Mis hijos y yo pasamos momentos difíciles, pero ¡cuánto los respeto! porque en todo momento han confiado en mí, siempre he notado su apoyo y en ese momento sentía de una forma impresionante su protección. Mientras ellos dependieron de mi éramos una piña, para apoyarnos y ayudarnos todos.
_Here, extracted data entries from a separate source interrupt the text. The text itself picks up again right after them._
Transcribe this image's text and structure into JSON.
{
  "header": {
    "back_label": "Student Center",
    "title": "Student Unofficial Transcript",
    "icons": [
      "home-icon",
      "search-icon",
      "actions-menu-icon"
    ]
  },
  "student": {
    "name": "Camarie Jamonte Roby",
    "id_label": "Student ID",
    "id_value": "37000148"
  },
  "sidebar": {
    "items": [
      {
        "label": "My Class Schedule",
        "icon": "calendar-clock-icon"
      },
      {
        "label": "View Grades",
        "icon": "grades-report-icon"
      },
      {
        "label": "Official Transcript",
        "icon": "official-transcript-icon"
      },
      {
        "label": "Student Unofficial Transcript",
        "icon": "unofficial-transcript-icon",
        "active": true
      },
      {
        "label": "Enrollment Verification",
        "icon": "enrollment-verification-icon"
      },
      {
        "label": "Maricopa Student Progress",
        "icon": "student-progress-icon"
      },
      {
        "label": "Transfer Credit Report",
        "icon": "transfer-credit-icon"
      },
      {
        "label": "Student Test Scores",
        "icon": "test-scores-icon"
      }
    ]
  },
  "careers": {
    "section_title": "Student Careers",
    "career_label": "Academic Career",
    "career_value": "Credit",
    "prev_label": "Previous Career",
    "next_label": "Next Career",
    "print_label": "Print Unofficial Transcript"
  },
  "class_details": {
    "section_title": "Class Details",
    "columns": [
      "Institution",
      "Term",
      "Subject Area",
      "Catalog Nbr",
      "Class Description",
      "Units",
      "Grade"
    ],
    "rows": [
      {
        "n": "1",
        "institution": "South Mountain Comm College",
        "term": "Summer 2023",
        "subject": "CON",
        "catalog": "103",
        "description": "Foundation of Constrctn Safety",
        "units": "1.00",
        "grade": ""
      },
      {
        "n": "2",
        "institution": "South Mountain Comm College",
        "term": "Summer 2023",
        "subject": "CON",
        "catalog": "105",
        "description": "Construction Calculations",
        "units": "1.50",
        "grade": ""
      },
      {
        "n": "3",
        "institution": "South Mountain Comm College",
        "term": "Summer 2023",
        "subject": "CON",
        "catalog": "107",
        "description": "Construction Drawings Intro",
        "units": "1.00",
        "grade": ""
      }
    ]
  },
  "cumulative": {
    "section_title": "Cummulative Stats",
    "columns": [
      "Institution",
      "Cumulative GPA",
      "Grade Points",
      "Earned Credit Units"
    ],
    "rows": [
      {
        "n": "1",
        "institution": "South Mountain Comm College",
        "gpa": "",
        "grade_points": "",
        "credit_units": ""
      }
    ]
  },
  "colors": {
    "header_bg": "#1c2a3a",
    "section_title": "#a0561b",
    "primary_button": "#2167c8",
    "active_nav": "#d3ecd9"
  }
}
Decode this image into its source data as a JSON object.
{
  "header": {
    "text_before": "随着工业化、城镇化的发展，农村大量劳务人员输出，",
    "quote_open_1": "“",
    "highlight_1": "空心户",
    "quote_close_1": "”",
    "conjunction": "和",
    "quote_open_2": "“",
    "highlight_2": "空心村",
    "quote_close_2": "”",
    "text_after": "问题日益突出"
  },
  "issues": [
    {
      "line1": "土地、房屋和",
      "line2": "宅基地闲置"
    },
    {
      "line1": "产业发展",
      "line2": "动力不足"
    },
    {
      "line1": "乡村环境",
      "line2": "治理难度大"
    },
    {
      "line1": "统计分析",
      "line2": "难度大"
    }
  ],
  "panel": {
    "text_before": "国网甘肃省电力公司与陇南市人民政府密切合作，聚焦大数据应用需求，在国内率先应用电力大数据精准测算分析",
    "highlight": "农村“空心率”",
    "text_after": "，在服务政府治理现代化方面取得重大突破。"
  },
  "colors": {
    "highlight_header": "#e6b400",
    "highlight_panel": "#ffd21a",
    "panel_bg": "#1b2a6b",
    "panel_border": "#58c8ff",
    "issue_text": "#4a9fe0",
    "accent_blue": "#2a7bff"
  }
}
Han respetado mis decisiones, y todos nos uníamos si alguno se descarriaba, el apoyo nuestros lo tenía asegurado para ayudarle a seguir. Las separaciones son una solución buena para los mayores, pero ¿y para los niños?.Los adultos que no sabemos comportarnos ante una decisión tan seria con los niños le hacemos mucho daño, ellos no quieren nada más que seguridad y les produce un desequilibrio la ruptura de sus padres y si a eso se añade a unos padres inmaduros que primero miran su economía y después arrebatar los sentimientos de esos niños a uno de los cónyuges, después complacer al niño llevando la contraría a la otra parte en lugar de siempre pensar en la educación o sentimientos de los niños, y al final conseguimos solo inseguridad para los niños, alejarlos de seres queridos y producir daños irreparables que ni un buen psicólogo profesional lo puede remediar, sólo la madurez de los padres y los que les dan consejos salva de esos tremendos errores que cometen los adultos. Cuantas veces analizando mi comportamiento he pensado en mis hijos, trataba de darles seguridad, pero que seguridad les podía dar una madre que ella misma no la tenía, ni seguridad laboral ni seguridad sentimental, muy poco apoyo de la familia, después de una relación de quince años fracasada con falta de terapia yo, ¿cómo podía hacer de madre madura con todas las inseguridades que me rodeaban, fue una casualidad que mis hijos sean hoy unos hijos que supieron salir de ese atolladero y sean buena gente para la sociedad. Yo de todas las formas lo he intentado con todas mis fuerzas y por cierto sin nada apoyo de la familia paterna,un poco de la familia materna y nada de las instituciones, en aquella época la mujer maltratada erramos mujeres que se nos cuestionaba "¿que no habrá hecho?". Era fácil hasta que se rieran de ti.

Estoy profundamente agradecida a la familia que me facilitó trabajo, eso y mi fortaleza han hecho que fuera afrontando los problemas que iban surgiendo.